Il serait inéquitable de laisser à la charge de [Localité 1] HABITAT-OPH les frais exposés dans la présente instance et non compris dans les dépens. La somme de 1 200 euros lui sera donc allouée au titre de l’article 700 du code de procédure civile à laquelle les défendeurs seront condamnés in solidum.

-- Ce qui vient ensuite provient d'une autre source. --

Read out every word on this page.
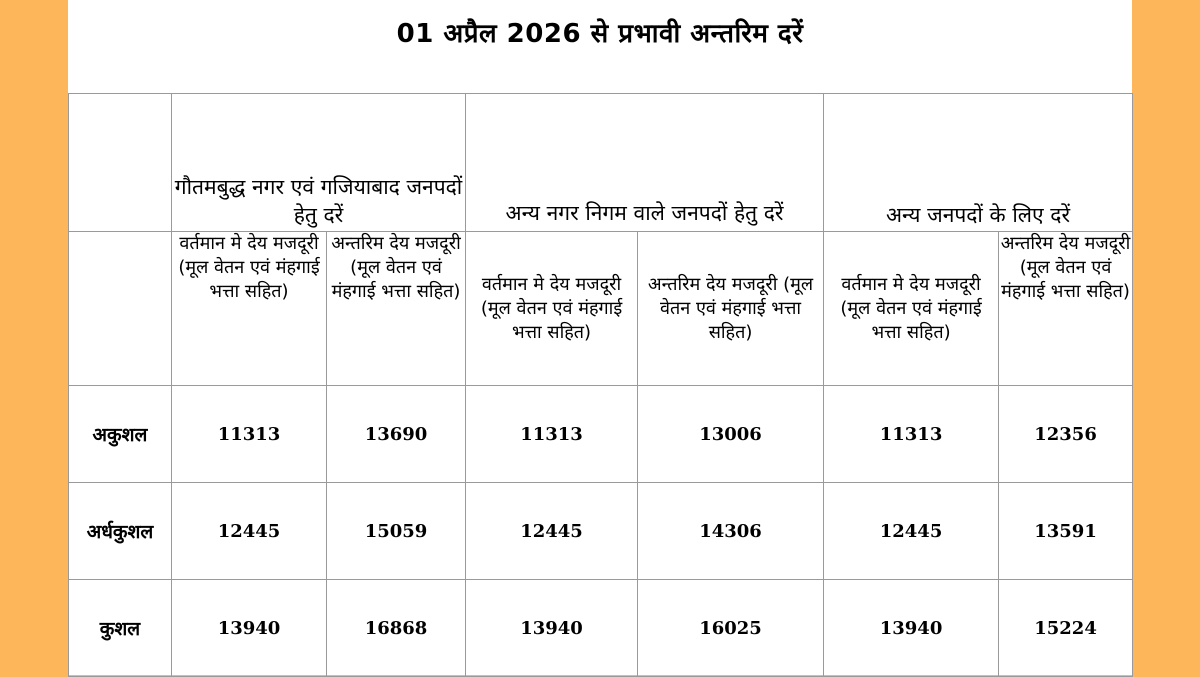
01 अप्रैल 2026 से प्रभावी अन्तरिम दरें
	गौतमबुद्ध नगर एवं गजियाबाद जनपदों हेतु दरें		अन्य नगर निगम वाले जनपदों हेतु दरें		अन्य जनपदों के लिए दरें	
	वर्तमान मे देय मजदूरी (मूल वेतन एवं मंहगाई भत्ता सहित)	अन्तरिम देय मजदूरी (मूल वेतन एवं मंहगाई भत्ता सहित)	वर्तमान मे देय मजदूरी (मूल वेतन एवं मंहगाई भत्ता सहित)	अन्तरिम देय मजदूरी (मूल वेतन एवं मंहगाई भत्ता सहित)	वर्तमान मे देय मजदूरी (मूल वेतन एवं मंहगाई भत्ता सहित)	अन्तरिम देय मजदूरी (मूल वेतन एवं मंहगाई भत्ता सहित)
अकुशल	11313	13690	11313	13006	11313	12356
अर्धकुशल	12445	15059	12445	14306	12445	13591
कुशल	13940	16868	13940	16025	13940	15224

La présente décision est exécutoire à titre provisoire, conformément à l’article 514 du code de procédure civile.
PAR CES MOTIFS
Le juge des contentieux de la protection, statuant publiquement en premier ressort par jugement réputé contradictoire, mis à disposition au greffe,
PRONONCE la résiliation judiciaire du contrat de bail conclu le 6 mai 2015 entre [Localité 1] HABITAT-OPH et Monsieur [Q] [L] concernant l’appartement à usage d’habitation (escalier 1, 8ème étage, porte n°43) et la cave situés [Adresse 3] à [Localité 2] à compter du présent jugement, aux torts des locataires,
ORDONNE à défaut de libération volontaire des lieux l’expulsion de Monsieur [Q] [L] et de Madame [K] [L] et celle de tous occupants de leur chef avec si besoin le concours de la force publique et l’assistance d’un serrurier,
SUPPRIME le délai de l’article L412-1 du code des procédures civiles d’exécution,
DÉBOUTE [Localité 1] HABITAT-OPH de sa demande d’astreinte,
RAPPELLE que le sort du mobilier garnissant le logement est régi par les articles L.433-1 du code des procédures civiles d’exécution,
CONDAMNE solidairement Monsieur [Q] [L] et Madame [K] [L] à verser à [Localité 1] HABITAT-OPH la somme de 8 260,31 euros (décompte arrêté au 15 janvier 2026, incluant la mensualité de décembre 2025), correspondant à l’arriéré des loyers et charges avec intérêts au taux légal à compter du 6 octobre 2025,
RAPPELLE que les paiements intervenus postérieurement au décompte viennent s’imputer sur les sommes dues conformément à l’article 1342-10 du code civil et viennent ainsi en déduction des condamnations ci-dessus prononcées,
CONDAMNE solidairement Monsieur [Q] [L] et Madame [K] [L] à verser à [Localité 1] HABITAT-OPH une indemnité mensuelle d’occupation d’un montant équivalent à celui du loyer et des charges, tel qu’il aurait été dû si le contrat s’était poursuivi, hors SLS à compter du présent jugement et jusqu’à la date de la libération effective et définitive des lieux, caractérisée par la restitution des clés,
ORDONNE la capitalisation des intérêts échus dus au moins pour une année entière à compter du 6 octobre 2025,
CONDAMNE in solidum Monsieur [Q] [L] et Madame [K] [L] à verser à [Localité 1] HABITAT-OPH la somme de 1 200 euros au titre de l’article 700 du code de procédure civile,
DÉBOUTE [Localité 1] HABITAT-OPH de ses demandes plus amples ou contraires,
CONDAMNE in solidum Monsieur [Q] [L] et Madame [K] [L] aux dépens comme visé dans la motivation,
RAPPELLE l’exécution provisoire du présent jugement.
Ainsi jugé et prononcé par mise à disposition les jour, mois et an susdits par le Juge des contentieux de la protection et la Greffière susnommés.